Por: Olga Caro
En los últimos días las noticias de niñas víctimas de abusos sexuales, torturas y muertes nos recuerdan la historia de nuestro país, marcada por la guerra, donde la violencia sexual registró un número tan alto como el de las muertes, un arma de ataque usada por los grupos armados durante muchos años que marcó de rojo nuestro pasado y nuestro presente.
Más de 16 mil víctimas de abuso sexual es una cifra que hace parte de los delitos cometidos en el marco de la guerra colombiana, pero en los primeros cinco meses del año 2020 y lejos de los grupos armados, se han presentado 7.544 exámenes médicos legales por presunto delito sexual, muchos ocurridos por familiares, amigos cercanos a las mejores e incluso, representantes de organizaciones públicas; un delito que representa el 43,49 por ciento de las lesiones no fatales en el país, según el Instituto Colombiano de Medicina Legal y Ciencias Forenses; de estos casos, 6.479 fueron cometidos contra menores de edad.
El caso de la niña indígena en Risaralda el pasado mes, que generó gran polémica, no es el único; según datos registrados, durante este año se han conocido otros 151 casos contra integrantes de estas comunidades, 136 contra mujeres y 15 hombres, casos que en su mayoría se encuentran en la impunidad; el mismo Instituto Colombiano de Bienestar Familiar dice que esta cifra puede ser del 98%, solo el 2% de los casos se resuelven y en muchas ocasiones gracias a las denuncias en medios de comunicación, que vuelven a estas situaciones una noticia de primera plana logrando supuestas condenas ejemplarizantes en tiempo récord, pero ¿Qué pasa con los casos restantes?

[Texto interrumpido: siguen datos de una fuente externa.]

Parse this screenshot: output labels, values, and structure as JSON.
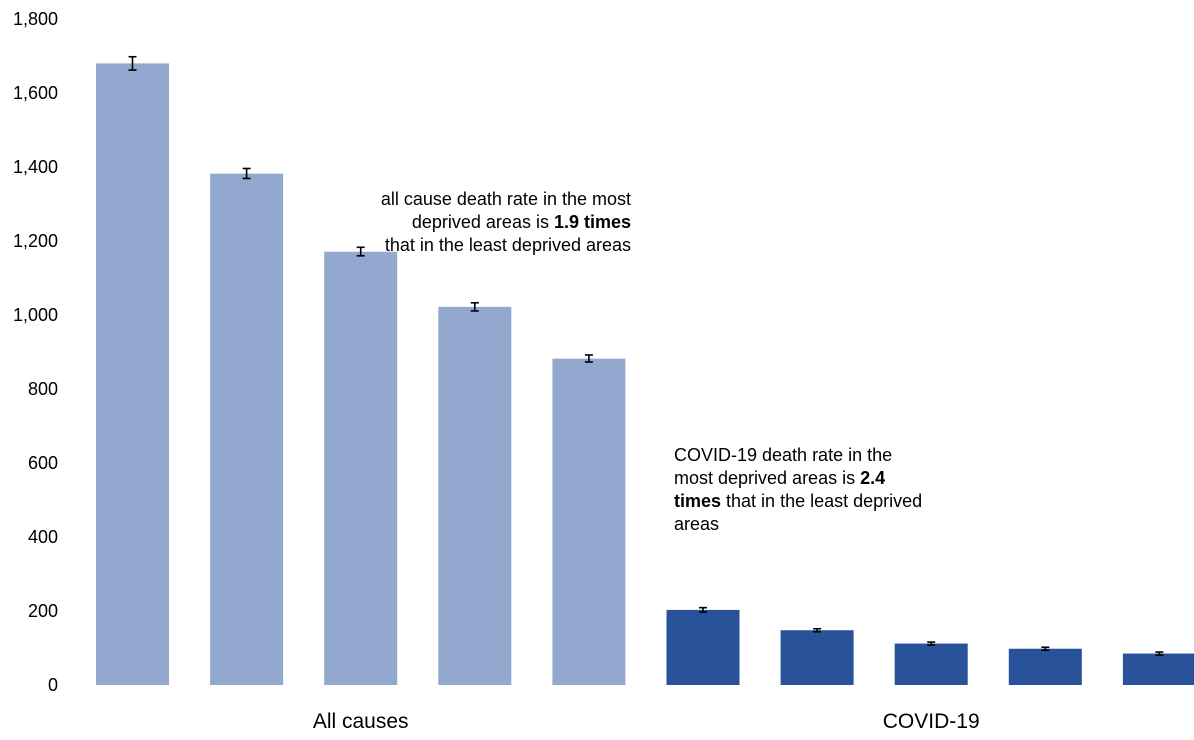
{
  "chart_data": {
    "type": "bar",
    "y_ticks": [
      "0",
      "200",
      "400",
      "600",
      "800",
      "1,000",
      "1,200",
      "1,400",
      "1,600",
      "1,800"
    ],
    "ylim": [
      0,
      1800
    ],
    "grid": false,
    "groups": [
      {
        "name": "All causes",
        "color": "#92a8ce",
        "values": [
          1680,
          1382,
          1171,
          1022,
          882
        ],
        "ci": [
          [
            1662,
            1698
          ],
          [
            1369,
            1396
          ],
          [
            1160,
            1183
          ],
          [
            1011,
            1033
          ],
          [
            873,
            892
          ]
        ]
      },
      {
        "name": "COVID-19",
        "color": "#28529a",
        "values": [
          203,
          148,
          112,
          98,
          85
        ],
        "ci": [
          [
            197,
            209
          ],
          [
            144,
            152
          ],
          [
            108,
            116
          ],
          [
            94,
            102
          ],
          [
            81,
            89
          ]
        ]
      }
    ],
    "annotations": [
      {
        "id": "all",
        "parts": [
          {
            "text": "all cause death rate in the most deprived areas is ",
            "bold": false
          },
          {
            "text": "1.9 times",
            "bold": true
          },
          {
            "text": " that in the least deprived areas",
            "bold": false
          }
        ]
      },
      {
        "id": "covid",
        "parts": [
          {
            "text": "COVID-19 death rate in the most deprived areas is ",
            "bold": false
          },
          {
            "text": "2.4 times",
            "bold": true
          },
          {
            "text": " that in the least deprived areas",
            "bold": false
          }
        ]
      }
    ]
  }
}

Somos una tierra de progreso, donde el amarillo está representado en las mentes brillantes de los emprendedores, con mares que están lejos de ser azules por la contaminación y con un rojo protagónico en nuestras noticias, puesto que el dolor está enmarcado muchas veces por la condición de ser mujer, de ser una minoría o simplemente por ser.